Kibera is Africa’s largest slum (with over 1 million inhabitants) and one of the most spectacular testaments to the transforming power of human ingenuity I’ve ever seen.With huge limitations on land, energy, water and food, people’s survival depends on how ingenious and innovative they can be. My favourite story is of how a local farming company Green Dreams is working with a group of reformed young criminals to convert garbage into organic manure and transform the slum garbage dump into an organic farms. The google earth shots are amazing.
Three months after clearing the dump, a community of 30 families were harvesting, eating and selling organic produce, and are now selling their expertise to raise funds and help others.
The French might call it ‘bricolage’, Csikszentmihalyi describes it as generating energy from entropy – a key to Flow. My friend’s nana would say it was making a silk purse from a sows ear, and my kids did it every time they dove into the ‘making box’ of discarded milk cartons and loo rolls to create a mythical creature or a full suit of armour. The business equivalent is leveraged resourcefulness – the ability to see what’s possible, then to use what you’ve already got to achieve it. I call it ingenuity. It is the core ingredient of all innovation and change and is absolutely intrinsic to all human beings, teams, organisations and brands.

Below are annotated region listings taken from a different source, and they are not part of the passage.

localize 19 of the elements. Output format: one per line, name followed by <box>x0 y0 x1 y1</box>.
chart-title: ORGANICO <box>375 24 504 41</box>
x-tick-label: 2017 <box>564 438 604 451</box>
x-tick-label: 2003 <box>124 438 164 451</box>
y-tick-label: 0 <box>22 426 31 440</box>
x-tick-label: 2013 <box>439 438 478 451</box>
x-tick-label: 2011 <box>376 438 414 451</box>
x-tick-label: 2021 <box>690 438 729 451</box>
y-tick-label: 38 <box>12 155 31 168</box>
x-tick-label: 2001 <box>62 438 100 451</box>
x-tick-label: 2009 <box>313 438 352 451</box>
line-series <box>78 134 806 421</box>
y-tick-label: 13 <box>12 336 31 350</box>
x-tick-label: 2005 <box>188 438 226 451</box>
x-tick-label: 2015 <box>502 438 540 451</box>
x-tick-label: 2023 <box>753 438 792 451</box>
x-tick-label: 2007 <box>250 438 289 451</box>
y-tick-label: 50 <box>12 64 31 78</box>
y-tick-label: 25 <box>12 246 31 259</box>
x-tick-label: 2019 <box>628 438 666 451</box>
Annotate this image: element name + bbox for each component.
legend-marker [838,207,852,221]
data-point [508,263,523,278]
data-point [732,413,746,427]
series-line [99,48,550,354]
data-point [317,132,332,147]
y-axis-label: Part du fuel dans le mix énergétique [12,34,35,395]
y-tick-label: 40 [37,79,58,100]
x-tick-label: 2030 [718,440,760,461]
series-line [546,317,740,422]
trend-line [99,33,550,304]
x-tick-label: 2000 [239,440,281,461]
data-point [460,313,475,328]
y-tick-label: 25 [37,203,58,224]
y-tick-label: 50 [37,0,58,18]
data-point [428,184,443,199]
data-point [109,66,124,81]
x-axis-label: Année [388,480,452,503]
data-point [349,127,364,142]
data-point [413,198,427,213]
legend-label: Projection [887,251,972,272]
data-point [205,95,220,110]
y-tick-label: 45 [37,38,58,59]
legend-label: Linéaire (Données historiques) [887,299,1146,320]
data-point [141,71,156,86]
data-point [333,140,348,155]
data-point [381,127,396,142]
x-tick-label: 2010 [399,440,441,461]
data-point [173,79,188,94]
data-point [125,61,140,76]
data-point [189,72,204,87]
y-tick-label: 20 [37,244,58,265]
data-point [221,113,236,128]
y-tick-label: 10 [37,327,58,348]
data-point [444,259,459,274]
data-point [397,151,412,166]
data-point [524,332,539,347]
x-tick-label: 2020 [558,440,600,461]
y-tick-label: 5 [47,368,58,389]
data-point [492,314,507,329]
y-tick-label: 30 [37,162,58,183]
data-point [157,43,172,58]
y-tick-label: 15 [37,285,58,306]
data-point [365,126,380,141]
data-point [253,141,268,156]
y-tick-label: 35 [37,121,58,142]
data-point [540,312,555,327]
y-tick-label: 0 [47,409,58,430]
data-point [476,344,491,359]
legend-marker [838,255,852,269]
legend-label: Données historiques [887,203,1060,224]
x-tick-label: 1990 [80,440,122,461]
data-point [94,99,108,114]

You can transform your garbage dumps in two ways, both of which require that you see things with fresh eyes, looking beyond what you assume is there to what is really there. Either you can start with the possibilities of the materials (it’s not garbage, it’s stuff, so how else could you use it?) or start with a vision of what you would like to create and reassess what you’ve got within that context. The Kiberans recognised that under the garbage was land, and that much of the garbage or waste could be recycled to provide nutrients. Fred Walker & Co recognised that leftover brewers’ yeast extract (a waste product of beer manufacture) could become a nutritious spread, and ultimately the cultural icon that is Vegemite. FujiXerox’s waste toneris sold to local steel mills for use in production, and they are investigating its use as a non-renewable fuel replacement.
What resources have you failed to recognise in your garbage heap? And what farms could you build instead?